Data Preparation for Analytics
So you have your data ingested into a data lake, and you know how it’s structured. Nice work! However, this is probably not the end of the task; you probably want to do something with your data, such as running analytics queries, running machine learning flows, or even just storing a subset of the data in a database.
Here comes the transformation phase in the ETL process. As with every ETL, moving your data into a queryable state is a concern for the real-time use case as well.
As we’ve previously seen, streaming data comes in several forms (such as hierarchical JSON) and shapes (such as various file formats: CSV, TSC, Parquet, AVRO, and so on). And a single stream of real-time data may change over time, as well. Since we are dealing with real-time data such changes might be frequent and could easily break your ETL pipeline. So for transforming your data you need either to use a data lake ETL tool such as Upsolver or code your own solution using Apache Spark, for example.
When you’re done moving your data into a queryable state, you need to distribute it to one or more targets, depending on your use case. This can be done using tools such as Apache Airflow, which requires some expertise and coding, or you can develop your own orchestration tool by yourself using Spark.

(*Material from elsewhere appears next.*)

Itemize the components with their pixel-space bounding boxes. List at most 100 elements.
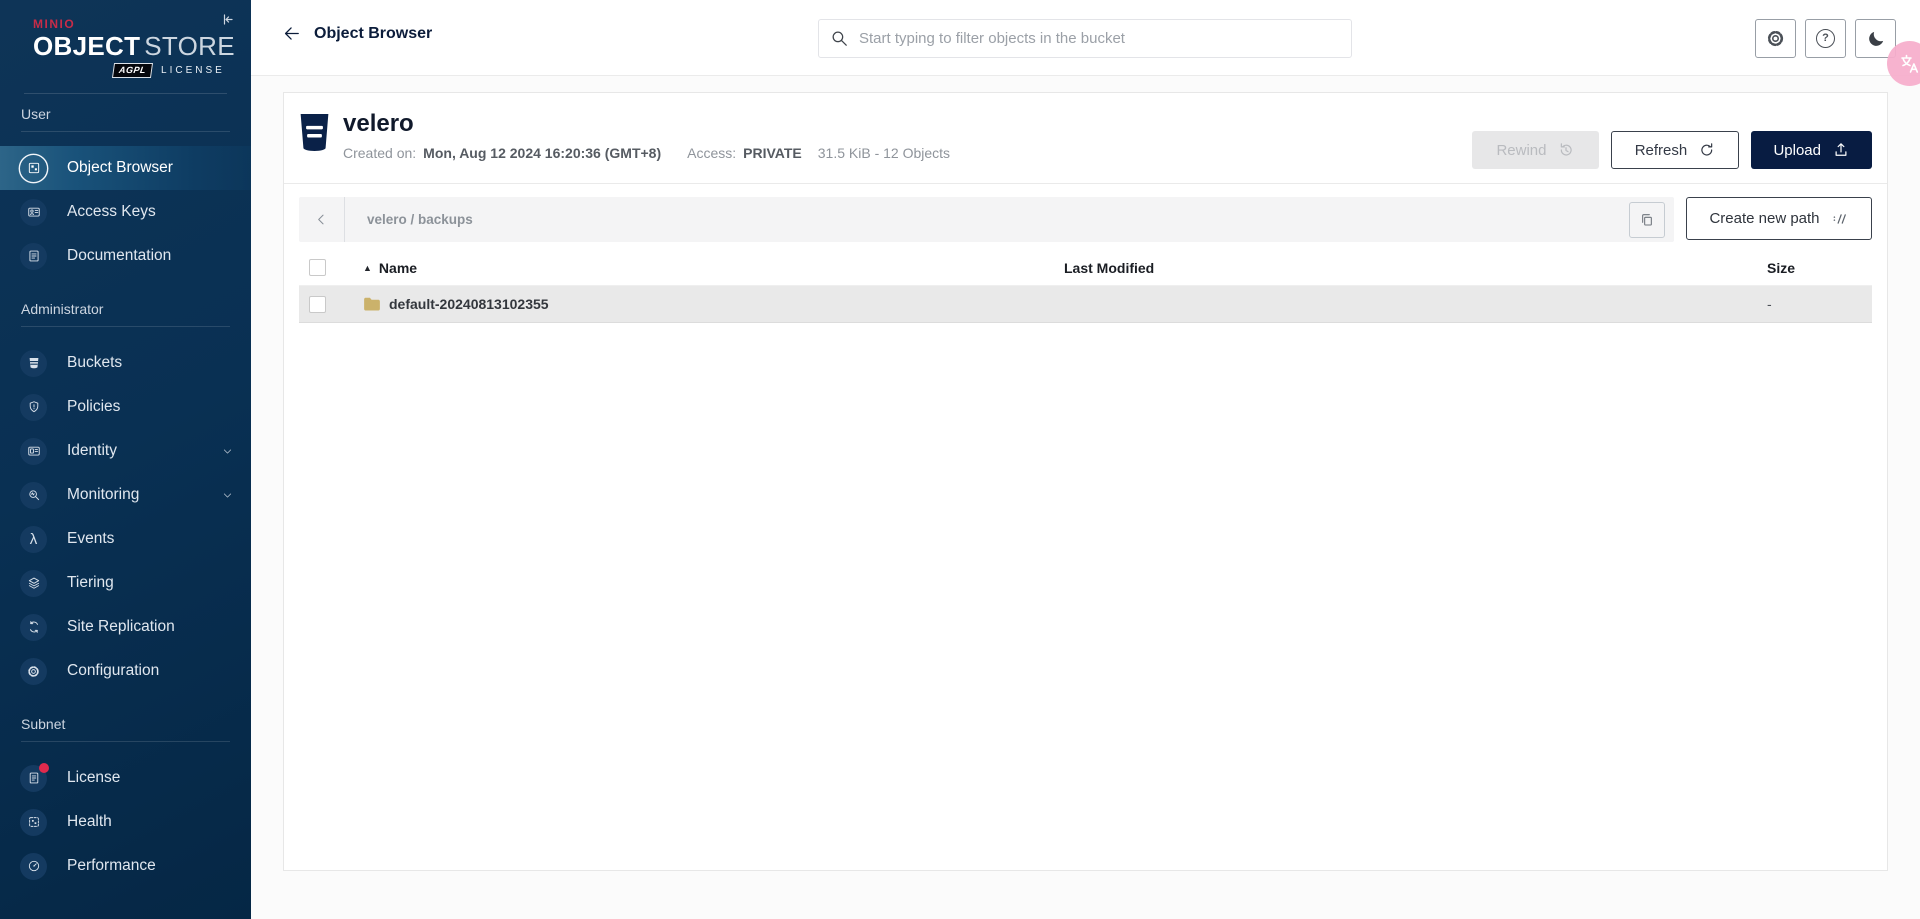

Building Real-time ETL Pipelines in Upsolver
Let’s look at an example use case in which you want to turn your real-time streaming data from Kinesis into queryable data, and send it to Athena. We will walk you through the process of how you can do this in Upsolver in just 3 steps.
Step 1: Extract real-time streaming data from Kinesis
This step is also known as the ETL data ingestion process. We load the real-time streaming data from Kinesis to Upsolver’s data lake. The data is stored in Amazon S3.
Step 2: Transform the data into a queryable state (using the UI or SQL)
This step is also known as the ETL transformation phase. During this stage, we transform the raw data into queryable data that we can query in Athena. Upsolver offers a visual interface from which you can map the fields from your raw data to columns in your Athena table.
Upsolver also enables you to work with nested data in the same manner.
If you are used to working with SQL, Upsolver enables you to switch between SQL/UI modes and develop your transformations in SQL as well. Read more about that on our blog.
Step 3: Load the transformed data to Athena
Upsolver ETLs are automatically orchestrated whether you run them continuously or on specific time frames. This means there is no need to write orchestration code in Apache Spark or Airflow.
An Upsolver ETL to Athena creates Parquet files on S3 and a table in the Glue Data Catalog. During this process, Upsolver will convert the event files into optimized Apache Parquet and merge small files for optimal performance. When this process is complete, the table you’ve created will instantly be available to query in Athena.
With that – we’re done. We’ve built a continuous ETL pipeline that ingests, transforms, and delivers structured data for analytics, and can easily be duplicated or modified to fit changing needs.